Ахмади смотрел на мать и не узнавал ее. За какие-то полдня из красивой загорелой женщины она превратилась почти в старуху: глаза ее запали, лицо почернело, твердо и жестко обозначились скулы, растрепанные полосы выбивались из-под платка и падали вдоль щек какими-то вялыми, бесцветными нитями. Видно, Байсунгур тоже заметил эту перемену. Перехватив взгляд сына, он подошел к жене и положил свою тяжелую руку ей на плечо:

— Не убивайся, мать. Война кончится быстро, вот увидишь. Мы обязательно вернемся. Разве с такими богатырями кто-нибудь справится?! А пока Ахмади останется с тобой. Он будет тебе опорой и поддержкой.

— Никогда не думала, что жизнь может так измениться за каких-то полдня, — заплакала Аминат.

…На гумне собрались все жители аула Струна, начиная с малого ребенка, который только-только учился делать свои первые шаги, и кончая глубоким старцем, уже с трудом передвигающим ноги. Отсюда аул провожал на фронт своих мужей, сыновей, братьев и отцов.

Вряд ли поле боя могло представлять собой более тяжкое, раздирающее душу зрелище, чем это гумно, где в один клубок сплелись причитания жен, стон матерей, ржание коней, плач ребенка.

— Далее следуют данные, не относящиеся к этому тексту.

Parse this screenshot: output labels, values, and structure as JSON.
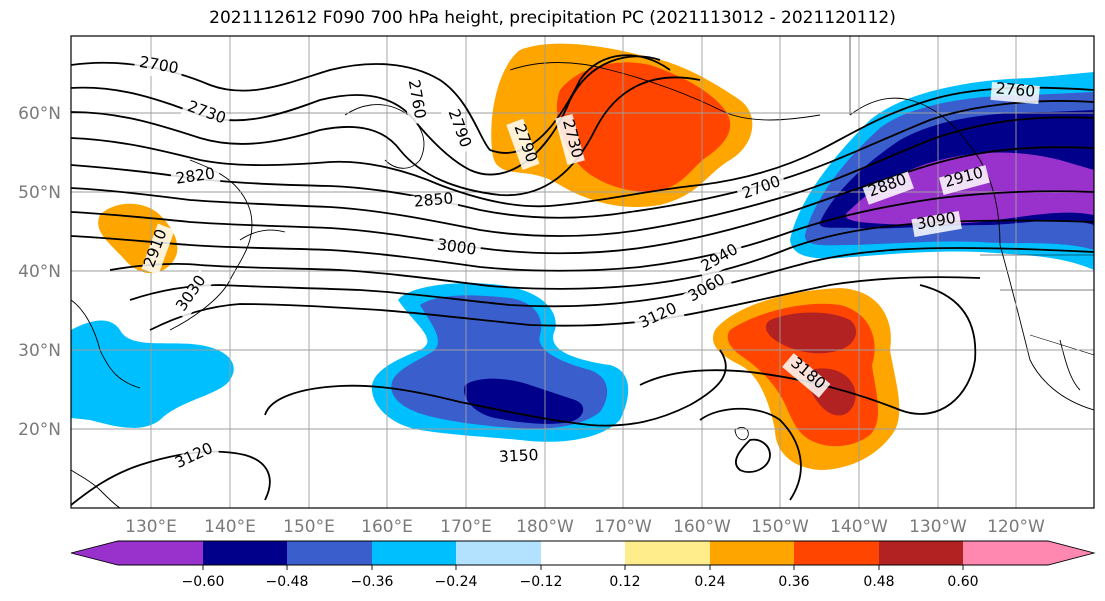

А поскольку аул долгие годы жил одной дружной семьей, то не было здесь своих и чужих. Каждая мать, плача, обнимала всех сыновей, потому что в этот горький час общей беды все они были ей родными.

Ахмади видел, как мать обходила мужчин, повторяя: «Родненькие, скорее возвращайтесь, ждем вас с победой!» — и вкладывала в руку каждому небольшой прощальный подарочек — то вышитый носовой платок, то мешочек с табаком, а то и просто денежную бумажку. Молодые женщины, прежде стеснявшиеся даже близко подойти к мужчине, обнимали их и плакали.

И вдруг над клубком этого горя, сотканного из слез, вздохов, причитаний, беспокойного ржания коней, перекрывая его, поднялся громкий повелительный голос:

— Земляки мои, дорогие мои аульчане!

Все смолкли и повернули головы в сторону этого голоса. Ахмади тоже обернулся и увидел Садрудина. В военной форме, с пистолетом на боку, строгий и подтянутый, придерживающий поводья белоснежного, нетерпеливо гарцующего под ним коня, он сейчас удивительно походил на тех героев, о которых Ахмади читал в книгах.